Starcrawler

Devour You

BY Owen TorreyPublished Oct 14, 2019

7
Amongst certain fans of rock'n'roll, the go-to litmus test for assessing a band's quality is the question of how "real" they are. By such a metric, the highest praise an album can receive is: "this is real rock'n'roll, this is real music."
 
Most often, to be real is to be old in spirit, to draw greedily from the ethos of classic bands of the genre. One is real if one rejects the digital norms of the present and orients oneself instead towards the sounds of earlier decades — when things were sweaty, and authentic, and, somehow, just more true.
 
If tasked to come up with a band that would pass this test with flying colours — whose claim to realness is central to their very identity — it's Starcrawler, the young group who entered the spotlight with their 2018 self-titled debut.
 
Everything about Starcrawler, at first glance, is built on references to their rock and glam lineage. There's the shaggy-haired, fringed-dressed aesthetic that slacks across each promotional photo. The shrilling and lurching guitar riffs, scrubbed over with the vocals of lead singer Arrow de Wilde.
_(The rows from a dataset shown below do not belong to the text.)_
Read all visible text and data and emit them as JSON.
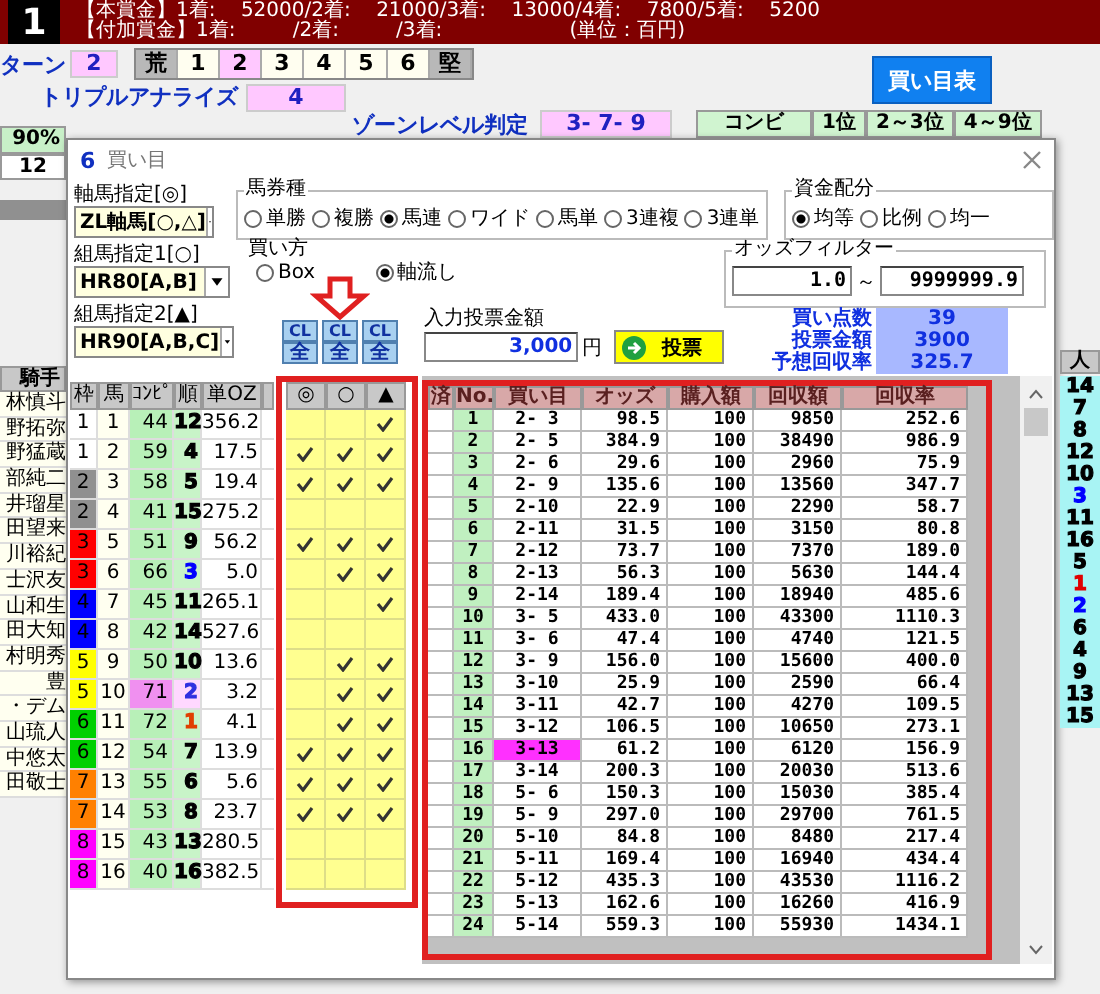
{
  "banner": {
    "race_number": "1",
    "lines": [
      "【本賞金】1着:    52000/2着:    21000/3着:    13000/4着:    7800/5着:    5200",
      "【付加賞金】1着:         /2着:         /3着:                    (単位：百円)"
    ]
  },
  "pattern": {
    "label": "ターン",
    "value": "2",
    "segments": [
      {
        "label": "荒",
        "kind": "cap",
        "selected": false
      },
      {
        "label": "1",
        "kind": "level",
        "selected": false
      },
      {
        "label": "2",
        "kind": "level",
        "selected": true
      },
      {
        "label": "3",
        "kind": "level",
        "selected": false
      },
      {
        "label": "4",
        "kind": "level",
        "selected": false
      },
      {
        "label": "5",
        "kind": "level",
        "selected": false
      },
      {
        "label": "6",
        "kind": "level",
        "selected": false
      },
      {
        "label": "堅",
        "kind": "cap",
        "selected": false
      }
    ]
  },
  "buy_table_button": "買い目表",
  "triple_analyze": {
    "label": "トリプルアナライズ",
    "value": "4"
  },
  "zone_level": {
    "label": "ゾーンレベル判定",
    "value": "3- 7- 9"
  },
  "combo_header": [
    "コンビ",
    "1位",
    "2～3位",
    "4～9位"
  ],
  "left_panel": {
    "percent": "90%",
    "count": "12"
  },
  "jockeys": {
    "header": "騎手",
    "names": [
      "林慎斗",
      "野拓弥",
      "野猛蔵",
      "部純二",
      "井瑠星",
      "田望来",
      "川裕紀",
      "士沢友",
      "山和生",
      "田大知",
      "村明秀",
      "豊",
      "・デム",
      "山琉人",
      "中悠太",
      "田敬士"
    ]
  },
  "popularity": {
    "header": "人",
    "items": [
      {
        "text": "14",
        "color": "#000000"
      },
      {
        "text": "7",
        "color": "#000000"
      },
      {
        "text": "8",
        "color": "#000000"
      },
      {
        "text": "12",
        "color": "#000000"
      },
      {
        "text": "10",
        "color": "#000000"
      },
      {
        "text": "3",
        "color": "#0000ff"
      },
      {
        "text": "11",
        "color": "#000000"
      },
      {
        "text": "16",
        "color": "#000000"
      },
      {
        "text": "5",
        "color": "#000000"
      },
      {
        "text": "1",
        "color": "#e00000"
      },
      {
        "text": "2",
        "color": "#0000ff"
      },
      {
        "text": "6",
        "color": "#000000"
      },
      {
        "text": "4",
        "color": "#000000"
      },
      {
        "text": "9",
        "color": "#000000"
      },
      {
        "text": "13",
        "color": "#000000"
      },
      {
        "text": "15",
        "color": "#000000"
      }
    ]
  },
  "dialog": {
    "number": "6",
    "title": "買い目",
    "axis": {
      "label": "軸馬指定[◎]",
      "value": "ZL軸馬[○,△]"
    },
    "partner1": {
      "label": "組馬指定1[○]",
      "value": "HR80[A,B]"
    },
    "partner2": {
      "label": "組馬指定2[▲]",
      "value": "HR90[A,B,C]"
    },
    "ticket_type": {
      "label": "馬券種",
      "options": [
        {
          "label": "単勝",
          "selected": false
        },
        {
          "label": "複勝",
          "selected": false
        },
        {
          "label": "馬連",
          "selected": true
        },
        {
          "label": "ワイド",
          "selected": false
        },
        {
          "label": "馬単",
          "selected": false
        },
        {
          "label": "3連複",
          "selected": false
        },
        {
          "label": "3連単",
          "selected": false
        }
      ]
    },
    "allocation": {
      "label": "資金配分",
      "options": [
        {
          "label": "均等",
          "selected": true
        },
        {
          "label": "比例",
          "selected": false
        },
        {
          "label": "均一",
          "selected": false
        }
      ]
    },
    "buy_method": {
      "label": "買い方",
      "options": [
        {
          "label": "Box",
          "selected": false
        },
        {
          "label": "軸流し",
          "selected": true
        }
      ]
    },
    "odds_filter": {
      "label": "オッズフィルター",
      "min": "1.0",
      "separator": "～",
      "max": "9999999.9"
    },
    "amount": {
      "label": "入力投票金額",
      "value": "3,000",
      "unit": "円"
    },
    "vote_button": "投票",
    "stats": [
      {
        "label": "買い点数",
        "value": "39"
      },
      {
        "label": "投票金額",
        "value": "3900"
      },
      {
        "label": "予想回収率",
        "value": "325.7"
      }
    ],
    "clear_buttons": [
      {
        "top": "CL",
        "bottom": "全"
      },
      {
        "top": "CL",
        "bottom": "全"
      },
      {
        "top": "CL",
        "bottom": "全"
      }
    ],
    "horse_columns": [
      "枠",
      "馬",
      "ｺﾝﾋﾟ",
      "順",
      "単OZ"
    ],
    "mark_columns": [
      "◎",
      "○",
      "▲"
    ],
    "horses": [
      {
        "frame": {
          "text": "1",
          "color": "#ffffff"
        },
        "number": "1",
        "compi": "44",
        "highlight": false,
        "rank": {
          "text": "12",
          "color": "#000000"
        },
        "odds": "356.2",
        "marks": [
          false,
          false,
          true
        ]
      },
      {
        "frame": {
          "text": "1",
          "color": "#ffffff"
        },
        "number": "2",
        "compi": "59",
        "highlight": false,
        "rank": {
          "text": "4",
          "color": "#000000"
        },
        "odds": "17.5",
        "marks": [
          true,
          true,
          true
        ]
      },
      {
        "frame": {
          "text": "2",
          "color": "#909090"
        },
        "number": "3",
        "compi": "58",
        "highlight": false,
        "rank": {
          "text": "5",
          "color": "#000000"
        },
        "odds": "19.4",
        "marks": [
          true,
          true,
          true
        ]
      },
      {
        "frame": {
          "text": "2",
          "color": "#909090"
        },
        "number": "4",
        "compi": "41",
        "highlight": false,
        "rank": {
          "text": "15",
          "color": "#000000"
        },
        "odds": "275.2",
        "marks": [
          false,
          false,
          false
        ]
      },
      {
        "frame": {
          "text": "3",
          "color": "#ff0000"
        },
        "number": "5",
        "compi": "51",
        "highlight": false,
        "rank": {
          "text": "9",
          "color": "#000000"
        },
        "odds": "56.2",
        "marks": [
          true,
          true,
          true
        ]
      },
      {
        "frame": {
          "text": "3",
          "color": "#ff0000"
        },
        "number": "6",
        "compi": "66",
        "highlight": false,
        "rank": {
          "text": "3",
          "color": "#0000ff"
        },
        "odds": "5.0",
        "marks": [
          false,
          true,
          true
        ]
      },
      {
        "frame": {
          "text": "4",
          "color": "#0000ff"
        },
        "number": "7",
        "compi": "45",
        "highlight": false,
        "rank": {
          "text": "11",
          "color": "#000000"
        },
        "odds": "265.1",
        "marks": [
          false,
          false,
          true
        ]
      },
      {
        "frame": {
          "text": "4",
          "color": "#0000ff"
        },
        "number": "8",
        "compi": "42",
        "highlight": false,
        "rank": {
          "text": "14",
          "color": "#000000"
        },
        "odds": "527.6",
        "marks": [
          false,
          false,
          false
        ]
      },
      {
        "frame": {
          "text": "5",
          "color": "#ffff00"
        },
        "number": "9",
        "compi": "50",
        "highlight": false,
        "rank": {
          "text": "10",
          "color": "#000000"
        },
        "odds": "13.6",
        "marks": [
          false,
          true,
          true
        ]
      },
      {
        "frame": {
          "text": "5",
          "color": "#ffff00"
        },
        "number": "10",
        "compi": "71",
        "highlight": true,
        "rank": {
          "text": "2",
          "color": "#3030e0"
        },
        "odds": "3.2",
        "marks": [
          false,
          true,
          true
        ]
      },
      {
        "frame": {
          "text": "6",
          "color": "#00d000"
        },
        "number": "11",
        "compi": "72",
        "highlight": false,
        "rank": {
          "text": "1",
          "color": "#e04000"
        },
        "odds": "4.1",
        "marks": [
          false,
          true,
          true
        ]
      },
      {
        "frame": {
          "text": "6",
          "color": "#00d000"
        },
        "number": "12",
        "compi": "54",
        "highlight": false,
        "rank": {
          "text": "7",
          "color": "#000000"
        },
        "odds": "13.9",
        "marks": [
          true,
          true,
          true
        ]
      },
      {
        "frame": {
          "text": "7",
          "color": "#ff8000"
        },
        "number": "13",
        "compi": "55",
        "highlight": false,
        "rank": {
          "text": "6",
          "color": "#000000"
        },
        "odds": "5.6",
        "marks": [
          true,
          true,
          true
        ]
      },
      {
        "frame": {
          "text": "7",
          "color": "#ff8000"
        },
        "number": "14",
        "compi": "53",
        "highlight": false,
        "rank": {
          "text": "8",
          "color": "#000000"
        },
        "odds": "23.7",
        "marks": [
          true,
          true,
          true
        ]
      },
      {
        "frame": {
          "text": "8",
          "color": "#ff00ff"
        },
        "number": "15",
        "compi": "43",
        "highlight": false,
        "rank": {
          "text": "13",
          "color": "#000000"
        },
        "odds": "280.5",
        "marks": [
          false,
          false,
          false
        ]
      },
      {
        "frame": {
          "text": "8",
          "color": "#ff00ff"
        },
        "number": "16",
        "compi": "40",
        "highlight": false,
        "rank": {
          "text": "16",
          "color": "#000000"
        },
        "odds": "382.5",
        "marks": [
          false,
          false,
          false
        ]
      }
    ],
    "bet_columns": [
      "済",
      "No.",
      "買い目",
      "オッズ",
      "購入額",
      "回収額",
      "回収率"
    ],
    "bets": [
      {
        "no": "1",
        "combo": "2- 3",
        "odds": "98.5",
        "stake": "100",
        "payout": "9850",
        "rate": "252.6",
        "highlighted": false
      },
      {
        "no": "2",
        "combo": "2- 5",
        "odds": "384.9",
        "stake": "100",
        "payout": "38490",
        "rate": "986.9",
        "highlighted": false
      },
      {
        "no": "3",
        "combo": "2- 6",
        "odds": "29.6",
        "stake": "100",
        "payout": "2960",
        "rate": "75.9",
        "highlighted": false
      },
      {
        "no": "4",
        "combo": "2- 9",
        "odds": "135.6",
        "stake": "100",
        "payout": "13560",
        "rate": "347.7",
        "highlighted": false
      },
      {
        "no": "5",
        "combo": "2-10",
        "odds": "22.9",
        "stake": "100",
        "payout": "2290",
        "rate": "58.7",
        "highlighted": false
      },
      {
        "no": "6",
        "combo": "2-11",
        "odds": "31.5",
        "stake": "100",
        "payout": "3150",
        "rate": "80.8",
        "highlighted": false
      },
      {
        "no": "7",
        "combo": "2-12",
        "odds": "73.7",
        "stake": "100",
        "payout": "7370",
        "rate": "189.0",
        "highlighted": false
      },
      {
        "no": "8",
        "combo": "2-13",
        "odds": "56.3",
        "stake": "100",
        "payout": "5630",
        "rate": "144.4",
        "highlighted": false
      },
      {
        "no": "9",
        "combo": "2-14",
        "odds": "189.4",
        "stake": "100",
        "payout": "18940",
        "rate": "485.6",
        "highlighted": false
      },
      {
        "no": "10",
        "combo": "3- 5",
        "odds": "433.0",
        "stake": "100",
        "payout": "43300",
        "rate": "1110.3",
        "highlighted": false
      },
      {
        "no": "11",
        "combo": "3- 6",
        "odds": "47.4",
        "stake": "100",
        "payout": "4740",
        "rate": "121.5",
        "highlighted": false
      },
      {
        "no": "12",
        "combo": "3- 9",
        "odds": "156.0",
        "stake": "100",
        "payout": "15600",
        "rate": "400.0",
        "highlighted": false
      },
      {
        "no": "13",
        "combo": "3-10",
        "odds": "25.9",
        "stake": "100",
        "payout": "2590",
        "rate": "66.4",
        "highlighted": false
      },
      {
        "no": "14",
        "combo": "3-11",
        "odds": "42.7",
        "stake": "100",
        "payout": "4270",
        "rate": "109.5",
        "highlighted": false
      },
      {
        "no": "15",
        "combo": "3-12",
        "odds": "106.5",
        "stake": "100",
        "payout": "10650",
        "rate": "273.1",
        "highlighted": false
      },
      {
        "no": "16",
        "combo": "3-13",
        "odds": "61.2",
        "stake": "100",
        "payout": "6120",
        "rate": "156.9",
        "highlighted": true
      },
      {
        "no": "17",
        "combo": "3-14",
        "odds": "200.3",
        "stake": "100",
        "payout": "20030",
        "rate": "513.6",
        "highlighted": false
      },
      {
        "no": "18",
        "combo": "5- 6",
        "odds": "150.3",
        "stake": "100",
        "payout": "15030",
        "rate": "385.4",
        "highlighted": false
      },
      {
        "no": "19",
        "combo": "5- 9",
        "odds": "297.0",
        "stake": "100",
        "payout": "29700",
        "rate": "761.5",
        "highlighted": false
      },
      {
        "no": "20",
        "combo": "5-10",
        "odds": "84.8",
        "stake": "100",
        "payout": "8480",
        "rate": "217.4",
        "highlighted": false
      },
      {
        "no": "21",
        "combo": "5-11",
        "odds": "169.4",
        "stake": "100",
        "payout": "16940",
        "rate": "434.4",
        "highlighted": false
      },
      {
        "no": "22",
        "combo": "5-12",
        "odds": "435.3",
        "stake": "100",
        "payout": "43530",
        "rate": "1116.2",
        "highlighted": false
      },
      {
        "no": "23",
        "combo": "5-13",
        "odds": "162.6",
        "stake": "100",
        "payout": "16260",
        "rate": "416.9",
        "highlighted": false
      },
      {
        "no": "24",
        "combo": "5-14",
        "odds": "559.3",
        "stake": "100",
        "payout": "55930",
        "rate": "1434.1",
        "highlighted": false
      }
    ]
  }
}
Even the high-voltage live shows, the ones teetering on the edge of chaos — full of just the right amount of feral intensity and stage antics.
 
On their sophomore album, Devour You, Starcrawler enthusiastically deliver another 13 tracks full of sweating, chaotic stuff of the genre. It's a sound defined by a pulse-raising, posturing rock, set forth by the likes of Dinosaur Jr. and the Stooges. Take the sunburnt fuzz of "Hollywood Ending," with its kaleidoscope of rockstars, mistakes and broken hearts: a perfect recapitulation of a style.
 
There's nothing necessarily at fault about borrowing so heavily from the past — these sounds are, after all, classic for a reason and it's true that Starcrawler conjure them expertly and deftly. The most memorable moments of the record, though, are those when Starcrawler distinguish their work from the giants before them, sketching out instead their own growing sense of self.
 
Listen to slow-burning closing track "Call Me a Baby," as de Wilde's voice, breaking around each note, asserts herself as, at once, "a stud, a power machine, a full grown man." There's a playful bravado here, but also a clear sense of heartfelt vulnerability. It's an arresting blend, one that's the most affecting and — just maybe — the most real moment on the record.